Ayıları, filleri, çeşitli sirk hayvanlarını korku hükmü ile terbiye etmiş insan, saltanatında da korku kırbacını bolca kullanır. Buna karşın hüküm altındaki insanlar da her türlü baskı ve zulme rağmen kırbaca direnerek var olmayı başarmışlardır. Korku nasıl ki düşüncede var olup büyüyen bir dürtü ise korkunun panzehiri olan korkusuzluk da düşüncenin kendisinde doğar. Korkusuzluğu var edip büyüterek korku dürtüsü yatıştırılabilir. Korkuyu aşmanın en etkili yolu, korku düşüncesi ortaya çıktığı andan itibaren kişinin kendine doğru sorular sorarak tehdit algısı hakkında bilinmezliği bilinir, görünmezliği görünür kılması ve bu sayede tehlikeyle baş etmenin yollarını bulabilmesinden geçer. Örneğin siyasal baskıcı iktidardan korkan ve bunalan bir yurttaşın sorması gereken en önemli sorular şöyledir: Daha mutlu, daha huzurlu ve daha eşit olmak için ne yapmalıyım, daha özgür ve daha güvende hissetmek için hangi adımları atmalıyım, ekonomik ve sosyal imkanlarımı yükseltmek için hangi tercihlere yönelmeliyim? 

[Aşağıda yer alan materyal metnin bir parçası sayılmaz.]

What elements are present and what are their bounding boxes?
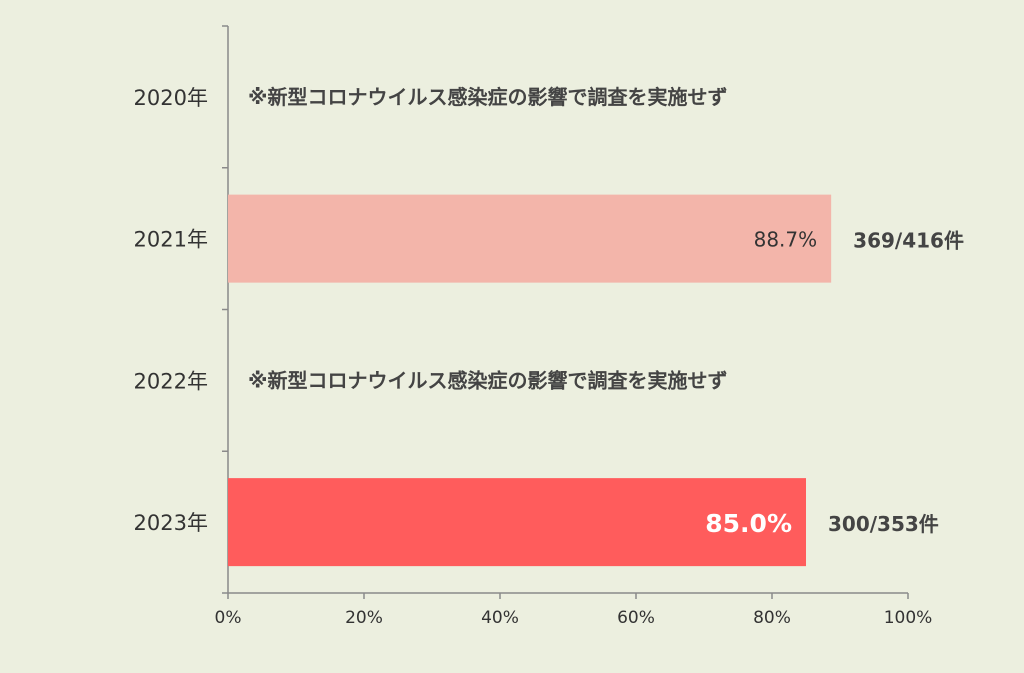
x-tick-label: 40%	[481, 608, 519, 628]
x-tick-label: 100%	[884, 608, 933, 628]
category-label: 2022年	[134, 369, 208, 393]
count-label: 300/353件	[828, 512, 939, 536]
category-label: 2023年	[134, 511, 208, 535]
bar	[228, 194, 832, 283]
x-tick-label: 60%	[617, 608, 655, 628]
category-label: 2020年	[134, 86, 208, 110]
data-label: 88.7%	[754, 228, 818, 252]
x-tick-label: 0%	[215, 608, 242, 628]
bar	[228, 478, 806, 567]
no-survey-note: ※新型コロナウイルス感染症の影響で調査を実施せず	[248, 368, 727, 392]
x-tick-label: 20%	[345, 608, 383, 628]
x-tick-label: 80%	[753, 608, 791, 628]
category-label: 2021年	[134, 228, 208, 252]
data-label: 85.0%	[705, 509, 792, 538]
no-survey-note: ※新型コロナウイルス感染症の影響で調査を実施せず	[248, 85, 727, 109]
count-label: 369/416件	[853, 229, 964, 253]
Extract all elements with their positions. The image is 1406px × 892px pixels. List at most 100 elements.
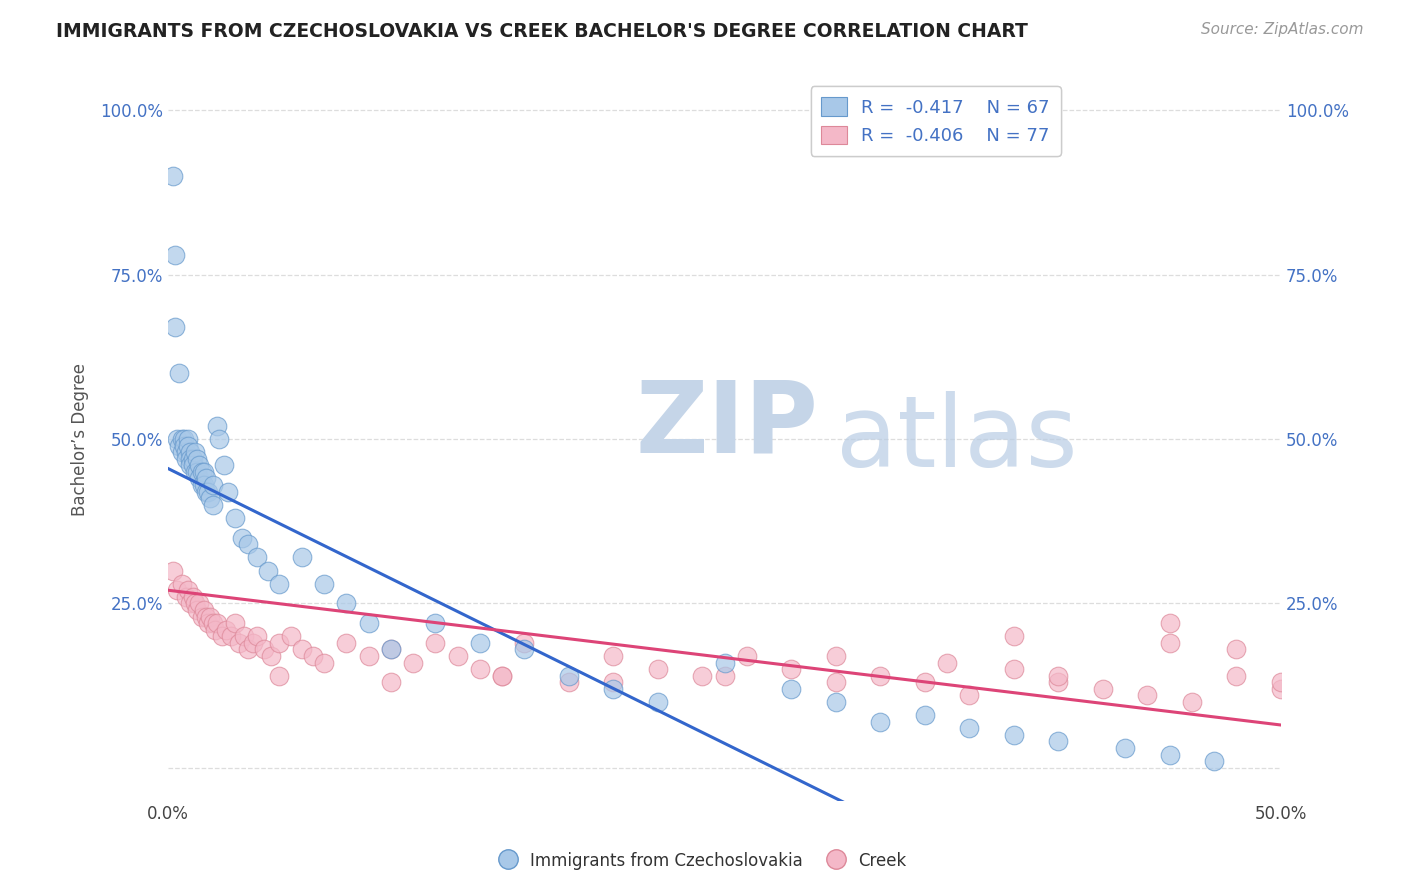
- Point: [1181, 695, 1204, 709]
- Point: [602, 681, 624, 696]
- Point: [1091, 681, 1114, 696]
- Point: [166, 432, 188, 446]
- Point: [253, 642, 276, 657]
- Legend: Immigrants from Czechoslovakia, Creek: Immigrants from Czechoslovakia, Creek: [495, 847, 911, 875]
- Text: atlas: atlas: [835, 391, 1077, 488]
- Point: [1047, 734, 1070, 748]
- Point: [468, 636, 491, 650]
- Point: [190, 609, 212, 624]
- Point: [186, 451, 208, 466]
- Point: [190, 465, 212, 479]
- Point: [181, 590, 204, 604]
- Point: [446, 648, 468, 663]
- Point: [217, 484, 239, 499]
- Point: [1114, 741, 1136, 756]
- Point: [195, 471, 218, 485]
- Point: [162, 169, 184, 183]
- Point: [558, 669, 581, 683]
- Point: [166, 583, 188, 598]
- Point: [312, 576, 335, 591]
- Point: [1047, 669, 1070, 683]
- Point: [179, 596, 201, 610]
- Point: [269, 669, 291, 683]
- Point: [188, 458, 211, 473]
- Point: [231, 531, 253, 545]
- Point: [269, 576, 291, 591]
- Point: [869, 714, 891, 729]
- Point: [357, 616, 380, 631]
- Point: [242, 636, 264, 650]
- Point: [170, 445, 193, 459]
- Point: [1047, 675, 1070, 690]
- Point: [380, 675, 402, 690]
- Point: [177, 432, 200, 446]
- Point: [184, 445, 207, 459]
- Point: [491, 669, 513, 683]
- Point: [491, 669, 513, 683]
- Point: [780, 681, 803, 696]
- Point: [193, 465, 215, 479]
- Point: [312, 656, 335, 670]
- Point: [208, 432, 231, 446]
- Point: [205, 418, 228, 433]
- Point: [193, 603, 215, 617]
- Point: [380, 642, 402, 657]
- Point: [824, 648, 846, 663]
- Point: [914, 708, 936, 723]
- Point: [201, 498, 224, 512]
- Point: [402, 656, 425, 670]
- Point: [647, 662, 669, 676]
- Point: [1002, 728, 1025, 742]
- Point: [174, 451, 197, 466]
- Point: [193, 478, 215, 492]
- Point: [170, 576, 193, 591]
- Legend: R =  -0.417    N = 67, R =  -0.406    N = 77: R = -0.417 N = 67, R = -0.406 N = 77: [811, 87, 1060, 156]
- Point: [713, 656, 735, 670]
- Point: [224, 511, 246, 525]
- Point: [1002, 629, 1025, 643]
- Point: [1159, 747, 1181, 762]
- Point: [238, 537, 260, 551]
- Point: [957, 689, 980, 703]
- Point: [513, 642, 536, 657]
- Point: [163, 320, 186, 334]
- Point: [936, 656, 959, 670]
- Point: [181, 458, 204, 473]
- Point: [224, 616, 246, 631]
- Point: [257, 564, 280, 578]
- Point: [1225, 669, 1247, 683]
- Point: [824, 695, 846, 709]
- Point: [425, 636, 447, 650]
- Point: [212, 458, 235, 473]
- Point: [1002, 662, 1025, 676]
- Point: [173, 439, 195, 453]
- Point: [957, 721, 980, 735]
- Point: [163, 248, 186, 262]
- Point: [200, 609, 222, 624]
- Point: [246, 629, 269, 643]
- Point: [186, 465, 208, 479]
- Point: [1159, 616, 1181, 631]
- Point: [179, 445, 201, 459]
- Point: [179, 451, 201, 466]
- Point: [205, 616, 228, 631]
- Point: [914, 675, 936, 690]
- Point: [558, 675, 581, 690]
- Point: [197, 616, 219, 631]
- Point: [468, 662, 491, 676]
- Point: [170, 432, 193, 446]
- Point: [232, 629, 254, 643]
- Point: [280, 629, 302, 643]
- Point: [1136, 689, 1159, 703]
- Point: [188, 471, 211, 485]
- Point: [184, 596, 207, 610]
- Point: [647, 695, 669, 709]
- Point: [713, 669, 735, 683]
- Text: IMMIGRANTS FROM CZECHOSLOVAKIA VS CREEK BACHELOR'S DEGREE CORRELATION CHART: IMMIGRANTS FROM CZECHOSLOVAKIA VS CREEK …: [56, 22, 1028, 41]
- Point: [238, 642, 260, 657]
- Point: [211, 629, 233, 643]
- Point: [173, 432, 195, 446]
- Point: [513, 636, 536, 650]
- Text: Source: ZipAtlas.com: Source: ZipAtlas.com: [1201, 22, 1364, 37]
- Point: [735, 648, 758, 663]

Daha müreffeh bir hayat, daha sağlıklı bir bünye için korkunun hükmünü alt etmek mümkün. Korku, doğduğu yerde, düşüncede, ezilmelidir. Görünmeden gözetleyerek korku yayan panoptikonun hükmüyle baş edebilecek en sağlıklı bünye, korkusuzluk panzehirini içmiş fertlerin kurduğu kitlesel birliklerdir. Sivil toplumsal yapılar altında sımsıkı kenetlenmiş, içtimai gücünü türlü yaratıcılıklarla hayata geçirebilmiş bir toplumu korku argümanlarıyla yönetmek imkansızdır. Herkes korkar, cesur insanlar da, ancak sadece cesur insanlar ilerlemek için korkularını itici güç haline getirir. Hayaller yeterince büyükse tehlike ne olursa olsun hayallerden caydıracak kadar korkutucu olamaz.